Sign your GDPR DPA in the Deskwoot dashboard, in under a minute

Every help-desk vendor talks about being "GDPR-ready". Most of them mean the customer can request a DPA via email, wait three business days, get a PDF back, sign it manually, scan it, email it back, and wait three more days for a counter-signature. We thought that was ridiculous, so we made it self-serve.

Starting today every Deskwoot account can sign their Article 28 Data Processing Agreement directly in the dashboard. Open Settings, Legal, DPA, fill in three fields, click Accept, and get a fully signed PDF in your inbox immediately. Done.

Why a DPA matters

If you process personal data of EU or EEA residents through any third-party tool, and a help-desk that stores customer emails and chat transcripts qualifies, Article 28 of the GDPR requires a written contract between you (the controller) and the third party (the processor). Without a DPA in place you are operating outside the law, which gets ugly fast if a customer files a Subject Access Request, a regulator audits you, or a data breach happens at a vendor and your incident response has nothing in writing.

Why "electronic" is fine

Article 28(9) GDPR explicitly allows electronic conclusion of the DPA. It does not require a wet-ink signature. What it does require is verifiable proof that the right person at the controller side knowingly accepted the terms. That is what our acceptance flow captures.
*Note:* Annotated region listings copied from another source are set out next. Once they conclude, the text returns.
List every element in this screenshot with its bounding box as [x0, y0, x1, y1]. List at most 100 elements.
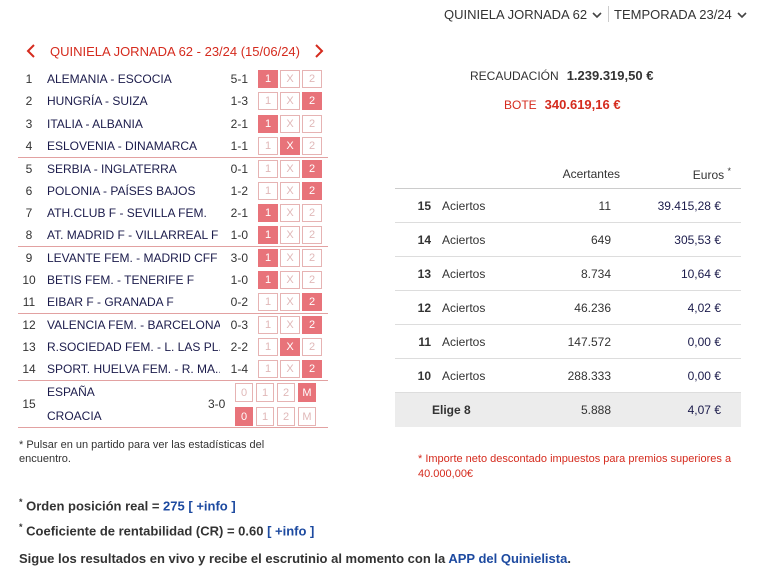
- next-jornada-button[interactable]: [312, 43, 326, 59]
- elige-winners: 5.888: [580, 403, 611, 417]
- match-teams: R.SOCIEDAD FEM. - L. LAS PL...: [47, 339, 220, 354]
- goals-cell-1: 1: [256, 407, 274, 427]
- match-number: 8: [25, 228, 33, 243]
- orden-label: Orden posición real =: [26, 498, 164, 514]
- match-teams: LEVANTE FEM. - MADRID CFF: [47, 251, 218, 266]
- match-number: 15: [22, 397, 36, 412]
- match-teams: SERBIA - INGLATERRA: [47, 161, 177, 176]
- app-text: Sigue los resultados en vivo y recibe el…: [19, 551, 449, 566]
- match-number: 3: [25, 116, 33, 131]
- match-row[interactable]: 11 EIBAR F - GRANADA F 0-2 1 X 2: [18, 291, 328, 313]
- goals-cell-0: 0: [235, 407, 253, 427]
- jornada-select[interactable]: QUINIELA JORNADA 62: [444, 7, 603, 22]
- match-teams: ITALIA - ALBANIA: [47, 116, 143, 131]
- result-cell-2: 2: [302, 337, 322, 356]
- match-row[interactable]: 13 R.SOCIEDAD FEM. - L. LAS PL... 2-2 1 X 2: [18, 336, 328, 358]
- match-row[interactable]: 7 ATH.CLUB F - SEVILLA FEM. 2-1 1 X 2: [18, 202, 328, 224]
- stats-note: * Pulsar en un partido para ver las esta…: [19, 439, 265, 465]
- result-cell-x: X: [280, 315, 300, 334]
- result-cell-1: 1: [258, 181, 278, 200]
- result-cell-x: X: [280, 70, 300, 89]
- match-teams: EIBAR F - GRANADA F: [47, 295, 174, 310]
- chevron-right-icon: [315, 44, 324, 58]
- result-cell-2: 2: [302, 92, 322, 111]
- result-cell-1: 1: [258, 159, 278, 178]
- match-number: 10: [22, 272, 36, 287]
- result-cell-x: X: [280, 203, 300, 222]
- prize-euros: 0,00 €: [687, 334, 721, 349]
- previous-jornada-button[interactable]: [24, 43, 38, 59]
- app-promo-line: Sigue los resultados en vivo y recibe el…: [19, 551, 571, 566]
- match-number: 1: [25, 72, 33, 87]
- prize-winners: 8.734: [580, 266, 611, 281]
- prize-euros: 0,00 €: [687, 368, 721, 383]
- temporada-select[interactable]: TEMPORADA 23/24: [614, 7, 748, 22]
- prize-row: 12 Aciertos 46.236 4,02 €: [395, 291, 741, 325]
- match-score: 3-0: [230, 251, 248, 266]
- orden-value: 275: [163, 498, 185, 514]
- match-row[interactable]: 4 ESLOVENIA - DINAMARCA 1-1 1 X 2: [18, 135, 328, 157]
- app-link[interactable]: APP del Quinielista: [448, 551, 568, 566]
- prize-row: 11 Aciertos 147.572 0,00 €: [395, 325, 741, 359]
- match-score: 1-2: [230, 183, 248, 198]
- bote: BOTE 340.619,16 €: [504, 97, 621, 112]
- match-number: 11: [22, 295, 36, 310]
- result-cell-2: 2: [302, 203, 322, 222]
- result-cell-1: 1: [258, 70, 278, 89]
- prize-hits: 15: [417, 198, 431, 213]
- match-teams: BETIS FEM. - TENERIFE F: [47, 272, 195, 287]
- match-score: 2-1: [230, 116, 248, 131]
- match-row[interactable]: 6 POLONIA - PAÍSES BAJOS 1-2 1 X 2: [18, 179, 328, 201]
- match-row[interactable]: 5 SERBIA - INGLATERRA 0-1 1 X 2: [18, 157, 328, 179]
- result-cell-2: 2: [302, 293, 322, 312]
- prize-row: 14 Aciertos 649 305,53 €: [395, 223, 741, 257]
- goals-cell-m: M: [298, 383, 316, 403]
- prize-hits: 13: [417, 266, 431, 281]
- match-row[interactable]: 2 HUNGRÍA - SUIZA 1-3 1 X 2: [18, 90, 328, 112]
- jornada-title-bar: QUINIELA JORNADA 62 - 23/24 (15/06/24): [24, 43, 326, 59]
- result-cell-x: X: [280, 360, 300, 378]
- prize-row: 13 Aciertos 8.734 10,64 €: [395, 257, 741, 291]
- result-cell-1: 1: [258, 137, 278, 156]
- match-row[interactable]: 1 ALEMANIA - ESCOCIA 5-1 1 X 2: [18, 68, 328, 90]
- prize-hits: 12: [417, 300, 431, 315]
- match-score: 1-0: [230, 272, 248, 287]
- match-number: 5: [25, 161, 33, 176]
- result-cell-x: X: [280, 226, 300, 245]
- result-cell-x: X: [280, 293, 300, 312]
- match-row[interactable]: 12 VALENCIA FEM. - BARCELONA... 0-3 1 X 2: [18, 313, 328, 335]
- result-cell-1: 1: [258, 114, 278, 133]
- prize-winners: 649: [590, 232, 611, 247]
- prize-label: Aciertos: [442, 266, 486, 281]
- header-euros-label: Euros: [692, 168, 725, 182]
- match-score: 5-1: [230, 72, 248, 87]
- result-cell-x: X: [280, 92, 300, 111]
- goals-cell-2: 2: [277, 407, 295, 427]
- result-cell-2: 2: [302, 226, 322, 245]
- orden-info-link[interactable]: [ +info ]: [188, 498, 236, 514]
- goals-cell-2: 2: [277, 383, 295, 403]
- result-cell-x: X: [280, 249, 300, 268]
- match-row[interactable]: 3 ITALIA - ALBANIA 2-1 1 X 2: [18, 113, 328, 135]
- match-row[interactable]: 14 SPORT. HUELVA FEM. - R. MA... 1-4 1 X 2: [18, 358, 328, 380]
- match-teams: AT. MADRID F - VILLARREAL F: [47, 228, 219, 243]
- cr-info-link[interactable]: [ +info ]: [267, 523, 315, 539]
- match-score: 0-3: [230, 317, 248, 332]
- result-cell-2: 2: [302, 114, 322, 133]
- elige-label: Elige 8: [432, 403, 471, 417]
- prize-euros: 10,64 €: [680, 266, 721, 281]
- match-row[interactable]: 9 LEVANTE FEM. - MADRID CFF 3-0 1 X 2: [18, 246, 328, 268]
- result-cell-1: 1: [258, 226, 278, 245]
- bote-label: BOTE: [504, 98, 537, 112]
- prize-hits: 10: [417, 368, 431, 383]
- match-row[interactable]: 10 BETIS FEM. - TENERIFE F 1-0 1 X 2: [18, 269, 328, 291]
- prize-euros: 39.415,28 €: [657, 198, 721, 213]
- match-teams: HUNGRÍA - SUIZA: [47, 94, 148, 109]
- match-row[interactable]: 8 AT. MADRID F - VILLARREAL F 1-0 1 X 2: [18, 224, 328, 246]
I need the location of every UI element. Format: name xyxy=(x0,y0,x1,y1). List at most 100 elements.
What we capture at signature time

On every acceptance, alongside the obvious fields (signer email, name, role, company, country) we also store:

• Acceptance timestamp and DPA version
• IP address and the full x-forwarded-for chain
• User-agent and Sec-CH-UA browser, platform, and mobile flags
• Cloudflare CF-Ray ID and CF-IPCountry, region, and city. These headers are stripped from visitor-supplied requests at the edge and re-set by Cloudflare, so they are tamper-resistant in production.
• Accept-Language preference, DNT flag, and Referer URL
• SHA-256 hash of the rendered PDF, so we can prove the file you downloaded is bit-identical to the one we counter-signed

All of it is double-stored. Once on the DpaAcceptance row in your account, once in your audit log under dpa.accept. If anyone ever disputes the signature later, both records would have to be tampered with at the same time to fake a denial.

Sub-processors and the SCC chain

The DPA's Annex B lists every sub-processor we use. Railway for hosting, Anthropic for AI, Stripe for payments, Twilio for email, Cloudflare for CDN and DNS, PostHog for analytics, EasyPost for shipment lookups. For each one we surface the data category, the GDPR transfer mechanism, the privacy policy, and where the sub-processor publishes their own customer DPA, a direct link to it. Reviewing your full SCC chain takes five clicks instead of an afternoon of legal-page archaeology.

What about updates?

If we add a new sub-processor or change transfer mechanisms, we bump the DPA version and the dashboard prompts you to re-sign on next visit. Your old acceptance stays in your history. Superseded but not deleted, so the audit trail is continuous.

Available now

Live for every Deskwoot account on every plan. The signed PDF is also re-rendered on demand from the immutable acceptance row, so even if our PDF generator gets a fresh design later, your archived copy can be re-fetched by hash.